Les mouvements de la jeune fille étaient imprévisibles. La désarroi se lisait dans les yeux des sbires pourtant aguerris.
Déjà deux de moins.
Plus que huit.
La gorge tranchée d'un geste vif, un colosse s'effondra.
Sept.
Une dague plantée dans le haut du crâne, un jeune homme chuta sur le sol, le regard vide de vie.
Six.
Eventré avec sa propre épée, un guerrier hirsute pleura de douleur en se tenant les intestins.
Cinq.
Sans avoir le temps de crier, un sbire tatoué trépassa la nuque brisée.
Les quatre derniers mercenaires reculèrent et, avec courage, s'enfuirent.
Le repli lui étant impossible, Grys sortit alors de sa planque avec une insolente assurance.
- Nom d'un cul de priguz, t'es qui fillette?
"Iria"
La voix de la jeune femme résonna dans son esprit mais ses lèvres ne bougeaient pas.
"Une télépathe!"
Elle lisait dans les esprits comme dans un grimoire ouvert. Grys comprenait maintenant, la diablesse anticipait toutes les attaques.
"Il faut que je fasse le vide."
" Je t'entends petit homme. Tu vas mourir aussi."
Grys ancra ses pieds dans le sol prêt à recevoir les attaques d'Iria.
" Ne pas penser, ne pas penser."
Iria lança son assaut mais sa course fut interrompue brutalement. Elle tenta de crier mais aucun son ne s'échappa de sa bouche. La seule chose qui sortit d'elle, ce fut la pointe effilée d'une lame noire qui transperçait son épaule. La douleur et la surprise se confondit sur son visage.
Du néant, derrière elle, un mage noir avait surgi et l'avait saisi par la taille.

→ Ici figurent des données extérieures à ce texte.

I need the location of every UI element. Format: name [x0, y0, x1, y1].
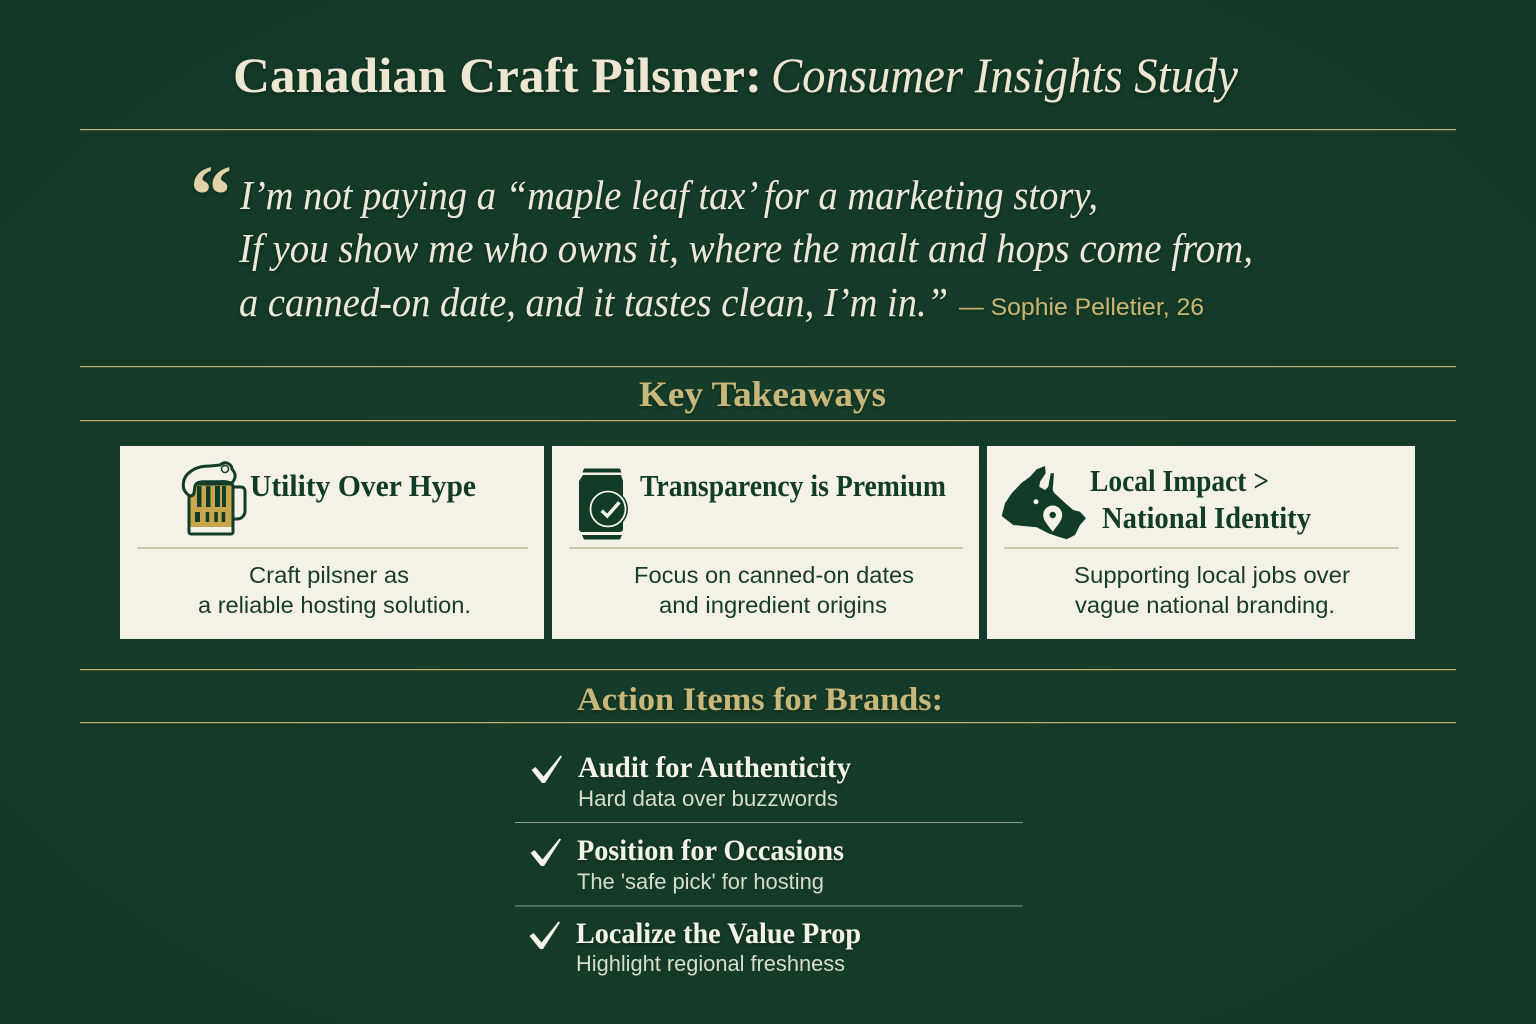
- card text: [1074, 562, 1350, 618]
- panel: utility over hype: [120, 446, 544, 639]
- card heading: Utility Over Hype: [250, 468, 476, 503]
- card heading: National Identity: [1102, 500, 1311, 535]
- action item: audit: [532, 751, 851, 811]
- title: Consumer Insights Study: [771, 47, 1239, 103]
- quote: If you show me who owns it, where the malt and hops come from,: [238, 225, 1253, 271]
- action item: position: Position for Occasions: [577, 834, 844, 867]
- card text: Supporting local jobs over: [1074, 562, 1350, 588]
- action item: position: The 'safe pick' for hosting: [577, 869, 824, 894]
- title: [233, 47, 1239, 103]
- icon: can with check: [579, 468, 628, 540]
- icon: check: [532, 756, 562, 783]
- action item: audit: Audit for Authenticity: [578, 751, 851, 784]
- quote: — Sophie Pelletier, 26: [959, 294, 1204, 321]
- panel: transparency is premium: [552, 446, 979, 639]
- card text: Focus on canned-on dates: [634, 562, 914, 588]
- title: Canadian Craft Pilsner:: [233, 47, 762, 103]
- card heading: Local Impact >: [1090, 463, 1269, 498]
- card heading: Transparency is Premium: [640, 468, 946, 503]
- card text: Craft pilsner as: [249, 562, 409, 588]
- heading: action items: Action Items for Brands:: [577, 682, 943, 718]
- card text: [198, 562, 471, 618]
- icon: check: [530, 922, 560, 949]
- card text: a reliable hosting solution.: [198, 592, 471, 618]
- quote: a canned-on date, and it tastes clean, I’m in.”: [239, 279, 948, 325]
- quote: I’m not paying a “maple leaf tax’ for a marketing story,: [239, 172, 1098, 218]
- action item: localize: Localize the Value Prop: [576, 917, 861, 950]
- icon: canada map with pin: [1002, 466, 1086, 539]
- action item: localize: [530, 917, 861, 976]
- card text: [634, 562, 914, 618]
- card text: vague national branding.: [1075, 592, 1335, 618]
- action item: position: [530, 834, 844, 894]
- panel: local impact: [987, 446, 1415, 639]
- quote: [190, 149, 1253, 325]
- icon: quotation mark: “: [190, 149, 232, 242]
- heading: key takeaways: Key Takeaways: [639, 374, 886, 414]
- card heading: [1090, 463, 1311, 535]
- card text: and ingredient origins: [659, 592, 887, 618]
- icon: beer mug: [183, 463, 245, 534]
- icon: check: [530, 838, 561, 866]
- action item: audit: Hard data over buzzwords: [578, 786, 838, 811]
- action item: localize: Highlight regional freshness: [576, 951, 845, 976]
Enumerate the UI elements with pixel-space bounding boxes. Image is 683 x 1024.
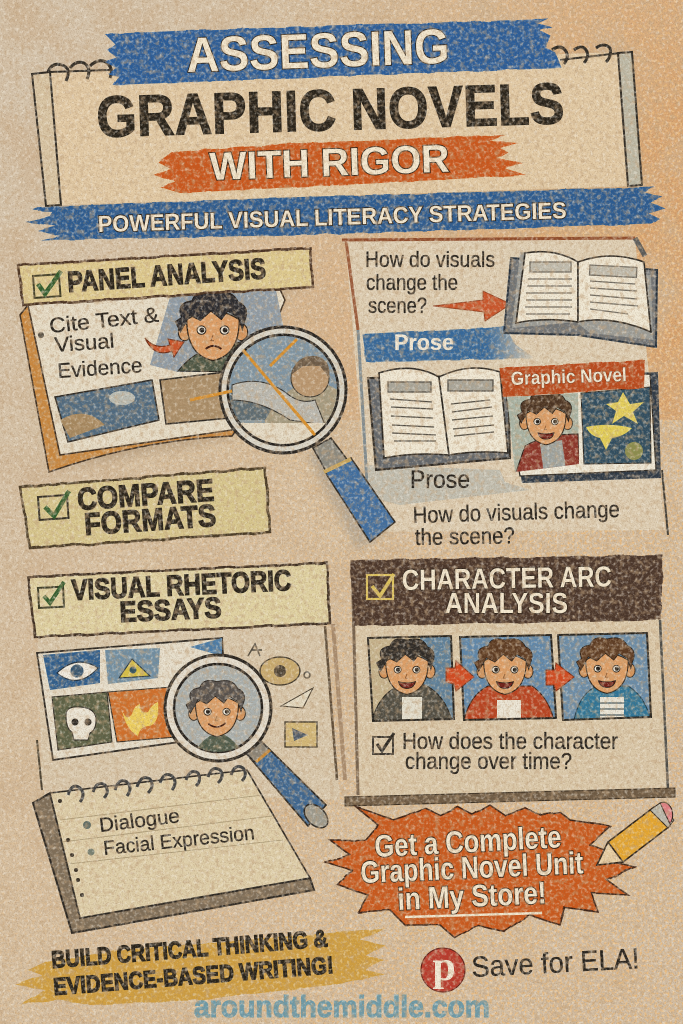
checkbox (33, 271, 61, 298)
notebook holes (58, 799, 84, 897)
checkbox (367, 574, 394, 599)
comic book page (500, 360, 661, 483)
comic panel: action scene (581, 387, 651, 464)
title banner: With Rigor (154, 135, 526, 193)
website url: aroundthemiddle.com (194, 989, 490, 1024)
panel text: cite evidence: Cite Text & (48, 304, 160, 338)
prose label bar: Prose (394, 330, 454, 355)
label: graphic novel (500, 360, 645, 397)
question text: top: How do visuals (365, 247, 495, 272)
label: graphic novel: Graphic Novel (510, 365, 627, 390)
title text: Assessing: ASSESSING (185, 20, 450, 83)
icon: notebook (33, 767, 314, 933)
title text: With Rigor: WITH RIGOR (209, 138, 450, 189)
panel: visual rhetoric essays (37, 624, 345, 800)
callout text: Graphic Novel Unit (360, 845, 584, 890)
notebook spiral (68, 767, 245, 802)
icon: pencil (597, 802, 674, 865)
portrait: boy in gray hoodie (368, 636, 454, 723)
icon: open book top (504, 252, 657, 347)
banner text: BUILD CRITICAL THINKING & (50, 925, 329, 974)
title text: Graphic Novels: GRAPHIC NOVELS (95, 71, 565, 150)
panel: panel analysis comic page (20, 285, 290, 472)
art card (37, 638, 228, 760)
callout text: in My Store! (397, 875, 547, 917)
comic panel: smiling boy (507, 393, 579, 472)
panel: character arc analysis (345, 555, 675, 806)
notebook text (83, 805, 256, 860)
icon: magnifying glass over portrait (165, 655, 332, 832)
icon: pinterest (421, 944, 465, 992)
panel text: cite evidence: Visual (54, 330, 115, 357)
doodles: rhetoric symbols (248, 644, 317, 747)
heading: visual rhetoric essays: ESSAYS (119, 592, 222, 629)
arrow: first change (446, 661, 474, 691)
heading: compare formats: COMPARE (76, 473, 215, 517)
heading: panel analysis: PANEL ANALYSIS (66, 253, 267, 299)
icon: eye cell (43, 650, 100, 690)
icon: skull cell (52, 692, 112, 750)
question text: top: change the (366, 270, 458, 295)
heading: compare formats: FORMATS (83, 498, 217, 542)
callout: starburst (325, 805, 635, 938)
save for ELA text: Save for ELA! (471, 943, 640, 984)
comic panel: landscape (55, 380, 159, 442)
portrait: boy in red hoodie (458, 633, 558, 722)
character header bar: ANALYSIS (445, 588, 568, 620)
heading: visual rhetoric essays: VISUAL RHETORIC (71, 565, 292, 607)
question text: bottom (412, 496, 620, 550)
subtitle text: POWERFUL VISUAL LITERACY STRATEGIES (97, 197, 567, 237)
question text: character change (402, 728, 618, 774)
question text: character change: change over time? (405, 748, 572, 774)
panel text: cite evidence (38, 304, 160, 383)
portrait: boy in blue hoodie (556, 632, 652, 722)
question text: top (365, 247, 495, 318)
panel: compare formats right (342, 238, 668, 550)
notebook text: Dialogue (98, 805, 181, 837)
banner text (50, 925, 335, 1001)
callout text (360, 819, 584, 917)
banner: build critical thinking (15, 925, 385, 1005)
icon: pinterest: p (432, 944, 456, 990)
prose label bar (362, 327, 535, 362)
illustration: worried boy portrait (150, 290, 284, 372)
checkbox (38, 582, 64, 608)
question text: bottom: the scene? (415, 522, 515, 550)
icon: triangle cell (105, 648, 160, 684)
arrow: to portrait (145, 338, 184, 357)
character header bar (350, 555, 663, 626)
icon: magnifying glass over panel (190, 327, 395, 550)
checkbox (38, 491, 69, 520)
comic panel: wood tones (160, 372, 230, 424)
title banner: Assessing (105, 19, 562, 85)
character header bar: CHARACTER ARC (402, 561, 612, 597)
arrow: to book (433, 291, 511, 321)
panel text: cite evidence: Evidence (57, 354, 143, 383)
panel bottom bar (345, 788, 675, 806)
notebook text: Facial Expression (102, 822, 256, 860)
heading: compare formats (20, 468, 270, 548)
label: prose dark: Prose (410, 466, 470, 494)
arrow: second change (546, 663, 574, 691)
banner text: EVIDENCE-BASED WRITING! (52, 952, 335, 1001)
icon: fire cell (108, 687, 176, 742)
shaded area under books (366, 465, 530, 505)
question text: character change: How does the character (402, 728, 618, 754)
checkbox: question (373, 733, 394, 754)
callout text: Get a Complete (374, 819, 562, 864)
heading: visual rhetoric essays (28, 563, 330, 637)
icon: open book lower (368, 368, 510, 470)
question text: top: scene? (368, 293, 427, 318)
title panel: spiral notepad (32, 45, 642, 208)
subtitle banner (25, 187, 665, 240)
question text: bottom: How do visuals change (412, 496, 620, 528)
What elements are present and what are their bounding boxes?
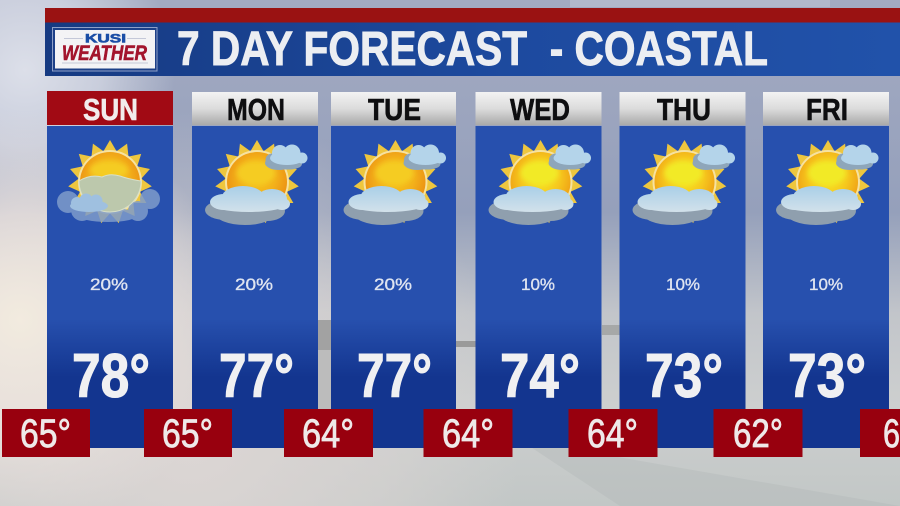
- panel: Friday: FRI: [806, 92, 848, 127]
- precipitation chance: 10%: [521, 275, 555, 294]
- panel: Sunday: [47, 91, 173, 448]
- low temperature: 65: 65°: [162, 412, 213, 456]
- day header: [763, 92, 889, 125]
- low temperature: 65: [144, 409, 232, 457]
- precipitation chance: 10%: [809, 275, 843, 294]
- low temperature: 62: [714, 409, 802, 457]
- day header: [47, 91, 173, 125]
- low temperature: 64: 64°: [587, 412, 638, 456]
- precipitation chance: 10%: [666, 275, 700, 294]
- precipitation chance: 20%: [90, 275, 128, 294]
- logo: KUSI Weather: KUSI: [85, 34, 126, 46]
- low temperature: 62: 62°: [733, 412, 783, 456]
- day header: [192, 92, 318, 125]
- forecast body: [47, 126, 173, 448]
- forecast body: [192, 126, 318, 448]
- title bar: [45, 8, 900, 76]
- low temperature: 64: [424, 409, 512, 457]
- forecast body: [331, 126, 456, 448]
- low temperature: 64: [568, 409, 658, 457]
- low temperature: 64: [284, 409, 373, 457]
- panel: Wednesday: WED: [510, 92, 570, 127]
- icon: sun behind translucent clouds: [57, 140, 160, 225]
- high temperature: 78°: [72, 342, 150, 411]
- low temperature: clipped at edge: [860, 409, 900, 457]
- logo: KUSI Weather: WEATHER: [62, 42, 148, 65]
- precipitation chance: 20%: [235, 275, 273, 294]
- day header: [476, 92, 602, 125]
- day header: [331, 92, 456, 125]
- low temperature: 64: 64°: [442, 412, 494, 456]
- icon: partly cloudy: [205, 140, 308, 225]
- icon: partly cloudy: [344, 140, 446, 225]
- high temperature: 77°: [357, 342, 432, 411]
- blue title band: [45, 22, 900, 76]
- day header: [620, 92, 746, 125]
- icon: partly cloudy: [632, 140, 735, 225]
- panel: Wednesday: [476, 92, 602, 448]
- panel: Tuesday: [331, 92, 456, 448]
- high temperature: 73°: [788, 342, 866, 411]
- panel: Monday: [192, 92, 318, 448]
- title text: 7 DAY FORECAST - COASTAL: [177, 23, 768, 76]
- low temperature: 65: [2, 409, 90, 457]
- low temperature: 65: 65°: [20, 412, 71, 456]
- high temperature: 73°: [645, 342, 723, 411]
- forecast body: [476, 126, 602, 448]
- high temperature: 74°: [500, 342, 580, 411]
- panel: Thursday: THU: [657, 92, 711, 127]
- icon: partly cloudy: [776, 140, 878, 225]
- panel: Thursday: [620, 92, 746, 448]
- panel: Tuesday: TUE: [368, 92, 421, 127]
- logo: KUSI Weather: [52, 28, 157, 71]
- forecast body: [763, 126, 889, 448]
- icon: partly cloudy: [488, 140, 591, 225]
- panel: Friday: [763, 92, 889, 448]
- panel: Sunday: SUN: [83, 92, 138, 127]
- precipitation chance: 20%: [374, 275, 412, 294]
- panel: Monday: MON: [227, 92, 285, 127]
- high temperature: 77°: [219, 342, 294, 411]
- red top stripe: [45, 8, 900, 22]
- low temperature: 64: 64°: [302, 412, 354, 456]
- forecast body: [620, 126, 746, 448]
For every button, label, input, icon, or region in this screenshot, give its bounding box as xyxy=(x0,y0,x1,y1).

— C'est bien la première fois que je suis heureux de voir un traître noir, ricana Grys.
Le mage tourna sa lame dans la plaie. Les yeux d'Iria reflétèrent la souffrance. Son tortionnaire retira alors la dague d'un coup sec et leva le bras, prêt à asséner le coup fatal. Ce fut le moment choisit par la jeune femme pour lancer son coude vers le visage de son agresseur. La violence du choc terrassa le mage qui s'effondra sur le sol. Iria tituba puis se jeta aussitôt sur le cercle de pierre et disparut dans un halo lumineux.